Stage, Page
or Cinema
by Christina Hamlett
“In a movie or novel, a character can walk out the door of his New York flat and emerge--two frames or paragraphs later--at a trendy French cafe. Furthermore, he may even have aged ten years in the interim.”
A former student recently sought my advice on how to adapt one of her short stories to a screenplay. “Everyone tells me it would make a good movie,” she said. Although it had garnered several awards and was unmistakably well crafted, it was nevertheless apparent after the first reading that “everyone” and I were not in accord about its potential for a two-hour film. Hence, the subject of this month’s column: Choosing the Right Medium to Convey Your Plot.
It was Hitchcock who said that a good movie was one that could be watched without sound. Why? Because films are primarily action-driven. We don't have to watch one for very long to figure out who's being chased, who's doing the chasing, and who's falling in love in-between.
In contrast, the measure of a good stage play is one that can be enjoyed without visuals. (Remember the popularity of bygone radio programs?) Theater scripts are dialogue-driven. Even if all three acts take place on the same set, we are riveted as an audience because we care what the actors have to say and, most especially, how they say it.
Last but not least are books, which are IMAGINATION-DRIVEN and fueled by the individual reader's frame of reference. (Why else would they keep us up late at night, peering into the dark corners for evidence of the goblins our minds have crafted from off the printed page?) Novels also hold the distinct advantage over film and theater in that they usually allow us more intimate access to the characters' heads, hearts, and souls.
There are other differences as well which you need to take into account when either writing your initial draft or re-fashioning an existing project into an alternative venue. While some plots certainly contain enough material to successfully satisfy all three options (i.e., THE LION IN WINTER), it is not without significant compromise, as the following elements demonstrate.
TIME, SPACE & DIMENSION
Books and films have virtually no limits regarding physical setting, the latter owing much of its freedom to the advent of computer-generated wizardry. A play's parameters, however, are dictated by the limitations of the stage on which it will be performed, which accordingly influence the set design, cast size, and feasibility of special effects (i.e., pyrotechnics, prehistoric raptors, and garden variety ghosts).
Transitions from one place to another are also handled differently in live theater. In a movie or novel, a character can walk out the door of his New York flat and emerge--two frames or paragraphs later--at a trendy French cafe. Furthermore, he may even have aged ten years in the interim. In theatrical scripts, such transitions not only require a change of makeup and wardrobe but a total overhaul of the set and everything in it. While these can be accommodated with intermissions, you can't very well keep sending audiences out in the lobby every time a character has to exit and end up somewhere else!

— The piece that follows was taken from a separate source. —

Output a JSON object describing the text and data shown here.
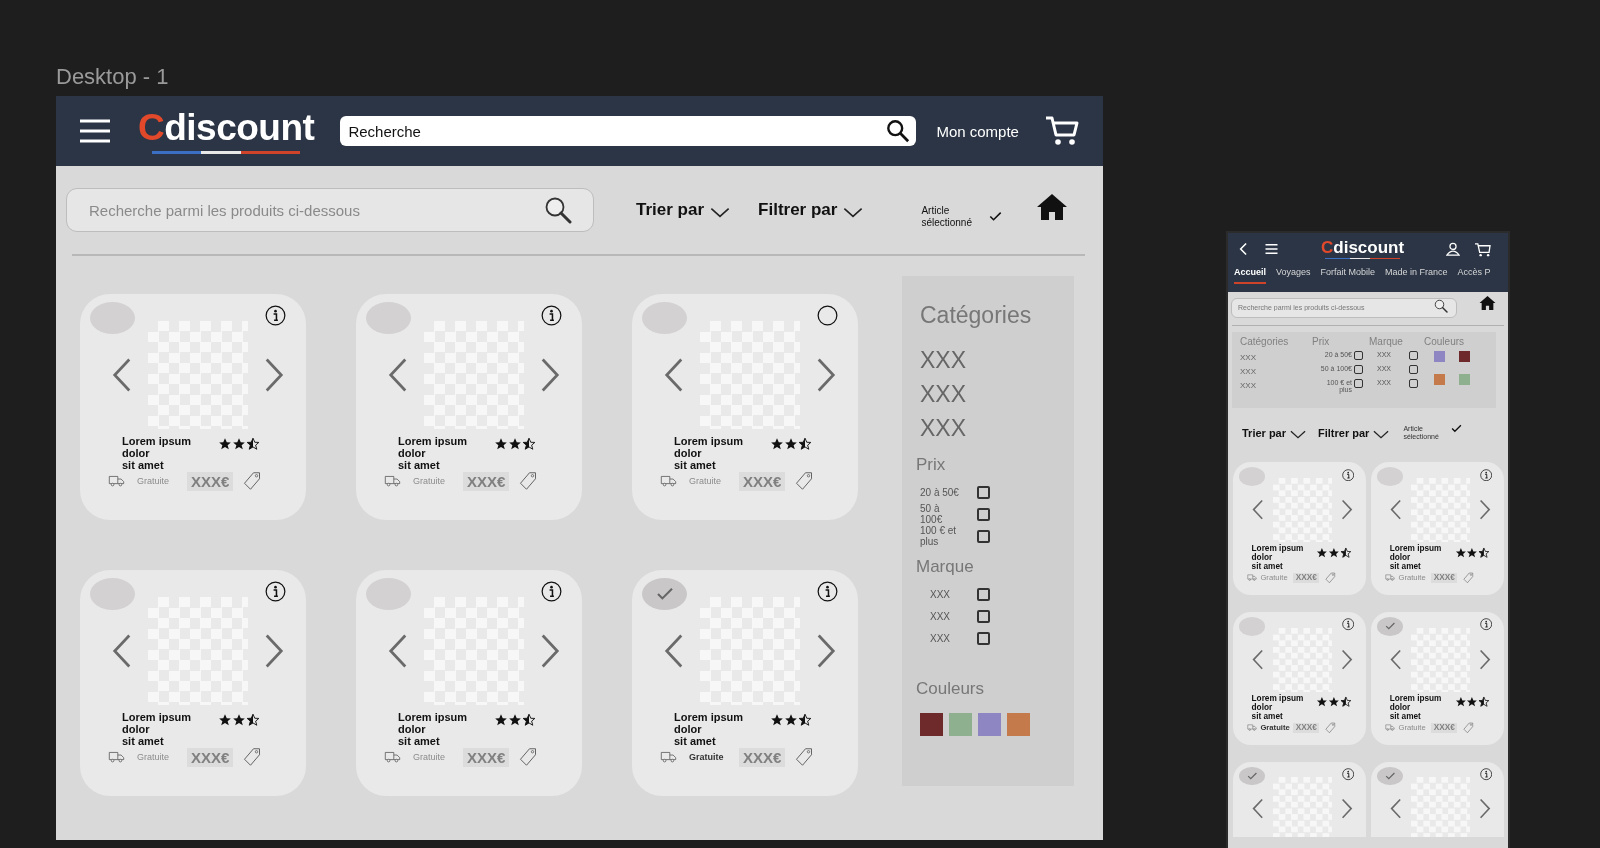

On the plus side, live theater has a convenient way of establishing places and times for viewers who might be slow-witted; specifically, programs distributed before the show neatly clarify if it's "Later, the same day" or "Five years later in Amsterdam" (which is better than having your characters make doofy curtain-raiser remarks like, "My goodness! Is it Sunday morning already? Who'd have thought we'd be here in Cousin Midge's guestroom in the Catskills...").
Speaking of time, it passes differently on stage than in the other two, even though all three employ an accelerated pace of storytelling. While books and films can flash back, fast forward, or hover in multiple zones simultaneously, a play is relegated to the structured increments of acts and scenes. Audiences accept these temporal boundaries because they’ve already accepted the notion that 20 minutes of stage-time does not necessarily equate to 20 minutes of real-time. Compare it, if you like, to dog-years: 20 minutes of theatrical action would take up at least an hour and a half anywhere else.
EMPATHY
Unless you’re reading aloud to someone, a book is a solitary experience--one in which we can superimpose our own personalities and vicariously "live the plot.” With a book in hand, you can skim, linger, re-read, or you can envision anyone you want in the key roles. You can even set the whole thing aside, think about it and come back a month later. For movies and plays, however, you’re being told the story on someone else's clock and with someone else's definition of the cast. There isn’t as much room for your imagination to go wandering off to other things because, at any given time, you’re being directed as to what to pay attention to. This is especially true of film, where you’re seeing everything from only one angle and POV--the camera's.
When it comes to arousing sympathy or empathy, a play shares the novel's capacity to engage an audience in a seductive manner that movies cannot. Can you name a single musical, for instance, that was ever made better by its adaptation to the big screen? There's something electrifying about the presence of real bodies, real voices, real music and real energy that even the glitziest cast-of-thousands blockbuster can't compete with. Suffice it to say, people on stage are also the same relative size as the people in the audience (which always makes for better "bonding" than looking down the tonsils of a 30-foot-high face).
Likewise is the degree to which we're allowed to "know" the characters in the story. In a novel, we can literally read their thoughts and emotions at every juncture. In a play, we learn about them gradually through the course of their conversations; we only know what they're thinking, though, if they actually express it out loud to someone else or in a monologue. In a film, we tend to get more distracted by, "Oh, here's Harrison Ford or Meryl Streep in another role" than we are by the background of whomever they’re supposed to be portraying. While flashbacks and voiceovers ala ANNIE HALL can reveal what's on a character’s mind, excessive use of such devices can confuse an audience.
THEN THERE’S THE PAPERWORK
A typical screenplay is approximately 120 pages and is comprised of master shots and dialogue. A three-act play is a little shorter, with the longest act being first and the balance of the show split between the remaining two (i.e., 40:30:30). An average book runs about 400 pages and, depending on genre, is comprised of roughly 65% narrative and 35% dialogue. Right away you can see the challenge in adapting a book to a feature film--if that bulk of narrative can't be explained in dialogue or conveyed through the lens of a camera, out it goes. Nor can every film smoothly segue to live theater or a paperback--the first requiring it to substantially contract and the second demanding that it expand with enough intellectual exposition or gratuitous scenes just to fill up space.
Clearly, the easiest transition is from a play to a film, their respective lengths and content being the most similar. Keep in mind, though, that in putting a dialogue-driven story against a bigger and more colorful backdrop, you run the risk of killing the very charm that made it accessible and unique to begin with!